Al di là di queste varie traversie rimane un dato fondamentale: l’uomo forte, il leader, conta più del movimento o del partito. È il leader che fa il partito e non il contrario come una volta. E la tendenza è ancora più forte e ovvia quando non c’è una struttura di partito solida come accade proprio nei movimenti populisti. Si potrebbe parafrasare l’osservazione di un cittadino di Parigi che nel 1799, alla domanda «Che c’è nella costituzione?», rispondeva «Napoleone!» Che c’è nel partito repubblicano americano? Trump. Che c’è nel partito FIDES al potere in Ungheria? Orban. Si potrebbe fare una litania di situazioni simili nel mondo, che siano democrazie o no.
A questo punto, questi nuovi movimenti populisti si confrontano con una sfida comune a tutti: come istituzionalizzare un fenomeno politico così strettamente identificato con il suo creatore/leader? Fu il problema di De Gaulle e dei suoi successori, che l’hanno superato con successo fino all’esaurirsi del secolo. È il problema di Macron ma il suo successo nel futuro è dubbioso perché non è riuscito a creare strutture che possano sopravvivere alla fine del suo mandato. Questa difficoltà, l’istituzionalizzazione di un fenomeno transitorio nel tempo, è una sfida particolarmente difficile per i populismi, visto che sono delle piramidi alla rovescia. Tutto parte e riposa sulla punta rappresentata dal leader. È per questo che la penetrazione ideologica della destra nei movimenti populisti è così importante. L’ideologia può diventare il sostituto del leader che per definizione è mortale. Lo vediamo con Forza Italia che sta piangendo il suo leader insostituibile, o la Lega che ha un leader che cerca disperatamente un corpus ideologico, passando dalla rivendicazione autonomistica a una strategia nazionale (fallita), dal disprezzo per i “terroni” all’odio per i migranti.

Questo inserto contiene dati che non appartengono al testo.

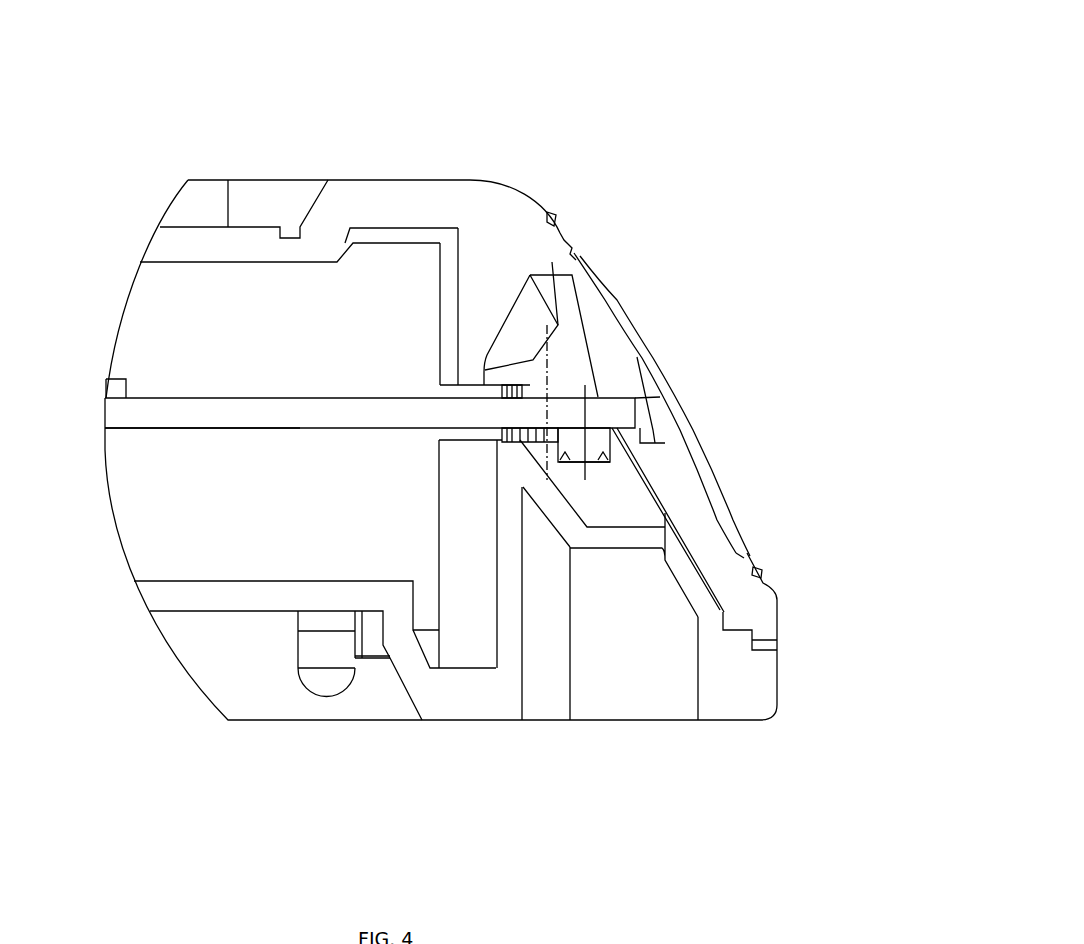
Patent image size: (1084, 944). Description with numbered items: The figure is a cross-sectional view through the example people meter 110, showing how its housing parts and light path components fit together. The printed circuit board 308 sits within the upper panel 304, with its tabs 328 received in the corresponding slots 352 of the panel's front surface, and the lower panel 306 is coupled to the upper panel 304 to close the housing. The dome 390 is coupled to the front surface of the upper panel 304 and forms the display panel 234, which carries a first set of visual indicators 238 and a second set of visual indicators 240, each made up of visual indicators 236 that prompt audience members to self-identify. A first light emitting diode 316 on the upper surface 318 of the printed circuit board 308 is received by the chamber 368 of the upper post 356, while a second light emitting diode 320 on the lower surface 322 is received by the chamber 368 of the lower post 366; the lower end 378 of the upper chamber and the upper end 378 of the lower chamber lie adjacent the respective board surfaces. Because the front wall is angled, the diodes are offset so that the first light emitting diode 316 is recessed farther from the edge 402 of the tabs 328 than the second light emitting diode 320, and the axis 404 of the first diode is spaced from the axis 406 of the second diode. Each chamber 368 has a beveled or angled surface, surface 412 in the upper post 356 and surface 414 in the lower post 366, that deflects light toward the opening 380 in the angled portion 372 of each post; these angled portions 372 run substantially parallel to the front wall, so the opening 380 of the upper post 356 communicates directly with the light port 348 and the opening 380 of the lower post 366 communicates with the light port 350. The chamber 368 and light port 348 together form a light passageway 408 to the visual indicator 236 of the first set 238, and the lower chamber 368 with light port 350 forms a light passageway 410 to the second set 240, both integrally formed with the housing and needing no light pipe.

The people meter 110 is at (660, 63).
The upper panel 304 is at (500, 178).
The lower panel 306 is at (770, 710).
The printed circuit board 308 is at (122, 412).
The upper surface 318 is at (188, 396).
The lower surface 322 is at (262, 430).
The first light emitting diode 316 is at (530, 394).
The end of chamber 378 is at (522, 388).
The second light emitting diode 320 is at (567, 442).
The angled surface 414 is at (547, 460).
The axis of second light emitting diode 406 is at (560, 472).
The lower post 366 is at (497, 572).
The angled portion 372 is at (553, 322).
The light port 348 is at (585, 315).
The upper post 356 is at (540, 345).
The axis of first light emitting diode 404 is at (487, 352).
The angled surface 412 is at (500, 372).
The opening 380 is at (567, 340).
The dome 390 is at (575, 257).
The first set of visual indicators 238 is at (608, 270).
The display panel 234 is at (716, 252).
The light passageway 408 is at (588, 332).
The visual indicator 236 is at (632, 328).
The chamber 368 is at (565, 352).
The edge 402 is at (655, 403).
The tab 328 is at (656, 428).
The slot 352 is at (622, 418).
The light passageway 410 is at (666, 484).
The light port 350 is at (685, 502).
The second set of visual indicators 240 is at (757, 493).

La chiave del successo e della durata dei populismi o del loro fallimento starà nel superare la sparizione del fondatore, diventando una forza capace di durare anche cambiando programmi o strategie se necessario. Ma l’impresa è difficile, molto difficile, e per due ragioni: l’eccesso di personalizzazione, che è un atout all’inizio, ma una debolezza nel lungo termine; e poi, la cultura della protesta che prepara male ai compromessi ineluttabili dell’esercizio del potere. Purtroppo, la via d’uscita che appare più vincente è l’adozione di un’ideologia di destra radicale per colmare il vuoto del populismo”.